Baise-Livres
8Sep/110

Tractations entre banal et sublime

Toute personne ayant déjà fréquenté les bureaux d’un optométriste a déjà vécu un moment similaire : assis dans un fauteuil raide, on change devant vos yeux différents verres qui modifient votre vision jusqu’à temps que l’on en trouve un possédant la force adéquate vous permettant de lire une série de lettres. Ainsi, année après année, au moment de ces tests de routine, tout en sachant que ni ma myopie ni mon astigmatisme ne sont très accentués, je ne peux m’empêcher de sentir une inquiétude sourdre en moi. Et si je ne voyais plus jamais les choses clairement autour de moi ? Je ne crains non pas de devenir aveugle, mais plutôt d’avoir une vision des objets éternellement faussée. Les personnages de Janet Frame, dans le recueil de nouvelles Le Lagon, me semblent atteints de cette affliction, celle de posséder une vision éternellement altérée du réel. 

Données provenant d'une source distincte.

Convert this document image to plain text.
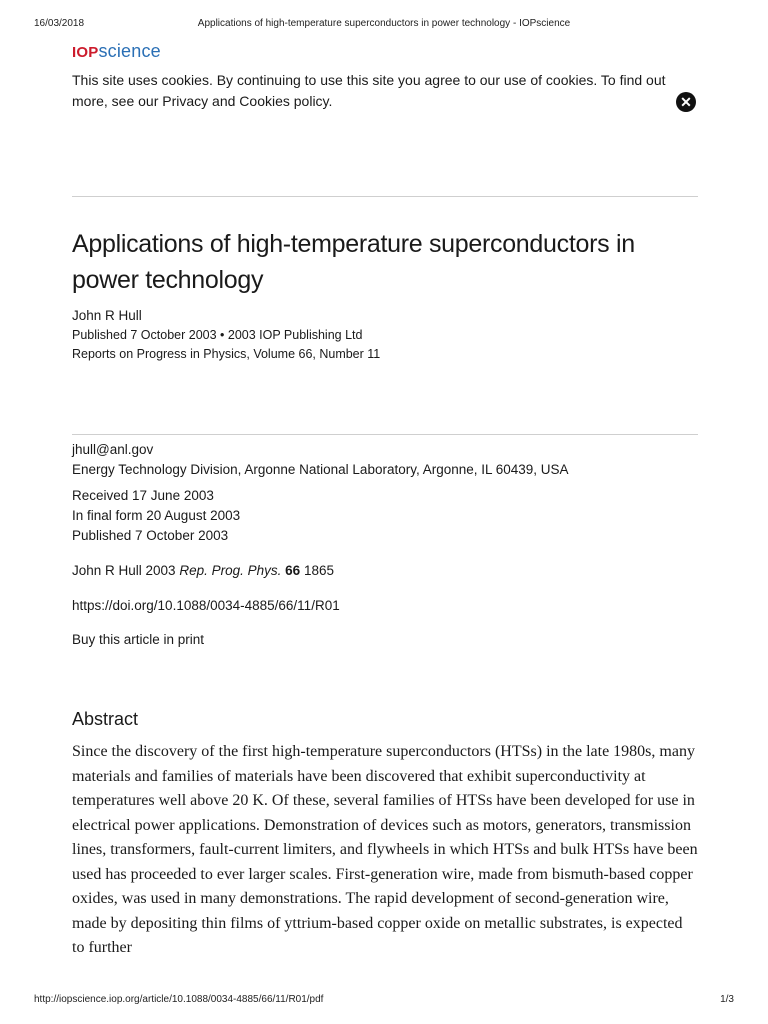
16/03/2018	Applications of high-temperature superconductors in power technology - IOPscience
IOPscience
This site uses cookies. By continuing to use this site you agree to our use of cookies. To find out more, see our Privacy and Cookies policy.	✕
Applications of high-temperature superconductors in power technology
John R Hull
Published 7 October 2003 • 2003 IOP Publishing Ltd
Reports on Progress in Physics, Volume 66, Number 11
jhull@anl.gov
Energy Technology Division, Argonne National Laboratory, Argonne, IL 60439, USA
Received 17 June 2003
In final form 20 August 2003
Published 7 October 2003
John R Hull 2003 Rep. Prog. Phys. 66 1865
https://doi.org/10.1088/0034-4885/66/11/R01
Buy this article in print
Abstract

Since the discovery of the first high-temperature superconductors (HTSs) in the late 1980s, many materials and families of materials have been discovered that exhibit superconductivity at temperatures well above 20 K. Of these, several families of HTSs have been developed for use in electrical power applications. Demonstration of devices such as motors, generators, transmission lines, transformers, fault-current limiters, and flywheels in which HTSs and bulk HTSs have been used has proceeded to ever larger scales. First-generation wire, made from bismuth-based copper oxides, was used in many demonstrations. The rapid development of second-generation wire, made by depositing thin films of yttrium-based copper oxide on metallic substrates, is expected to further

http://iopscience.iop.org/article/10.1088/0034-4885/66/11/R01/pdf	1/3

Le Lagon, c’est une multitude de petits récits, souvent guère plus longs que trois ou quatre pages. Une nature inquiétante, à la fois luxuriante et dévorante, celle de la Nouvelle-Zélande, y prend place, tout comme une multitude de personnages. Des enfants, souvent. Des adultes, parfois. ll ne s’y passe pas grand-chose, pourrait-on dire. Une jeune fille demande aux merles quelle mélodie ils chantent. Un gamin croit qu’il possède les plus belles billes de la Terre, qu’elles lui permettent de ne plus aller à l’école et de remporter tous les honneurs. Une jeune fille sort de l’hôpital psychiatrique et sa mère, qui vient la chercher, lui semble étrangère. Cette sensation d’étrangeté face au monde qui les entoure, de das unheimliche[1] comme dirait l’autre, est au cœur des nouvelles de Janet Frame, considérée par plusieurs comme l’une des écrivains les plus importants de Nouvelle-Zélande. En effet, elle traque dans le quotidien des moments qui semblent anodins mais où pourtant quelque chose déraille, sans que l’on puisse trop l’identifier : « Pourquoi je suis petite et gênée et impotente pourquoi il y a des journaux par terre et pourquoi je ne me suis pas rappelé de nettoyer la saleté, où est-ce donc que je vis que je ne suis pas proprette avec une permanente. Oh et si seulement toute l’existence étaient bleuie et lavée et pendue dehors dans le soleil lointain. »

Ainsi, l’auteure cadre ses nouvelles sur les détraquages internes de ses personnages, suivant de manière minutieuse les fluctuations de leurs fragiles univers. Pour ce faire, elle utilise une langue particulière que rend à merveille la traduction de Jean Anderson et Nadine Ribault : les dialogues sont souvent inclus dans le corps même du texte, au même niveau que les voix intérieures des personnages. La ponctuation utilisée, qui comporte peu ou pas de virgules, déphase le lecteur pour le rendre plus à même de capter tout le doux-amer de la vie néo-zélandaise des années cinquante. 

Bien sûr, ai-je envie de dire, il est question ici de folie. Difficile de ne pas faire le lien entre les nombreuses références à celle-ci et la vie de Janet Frame, qui a fait plusieurs séjours en hôpital psychiatrique[2]. Or, Le lagon dépasse de loin cette thématique pourtant riche pour rendre ce sentiment bouleversant et profondément humain, celui de ne pas être à sa place. « Je crois que je n’ai pas la bonne façon de regarder la Vie », affirme la narratrice de la dernière nouvelle ; ce sont également les derniers mots du livre. Si les personnages de Janet Frame n’arrivent pas à ajuster à leurs mains le réel afin de l’atteindre par l’angle adéquat, l’auteure, elle, arrive pleinement à esquisser des moments de leurs existences, à la fois banals et cruciaux. Et au travers de leurs glissements, de leurs craquages, il ne jaillit rien de moins que le sublime.

Le lagon et autres histoires, Janet Frame, 1951 (2006 pour la traduction française ), Éditions Des Femmes

[1] Concept freudien qui définit une brèche angoissante dans le train-train rassurant du quotidien. 

[2] Voir à ce sujet le film de Jane Campion, An angel at my table (1990), inspiré de l’autobiographie du même titre de Janet Frame.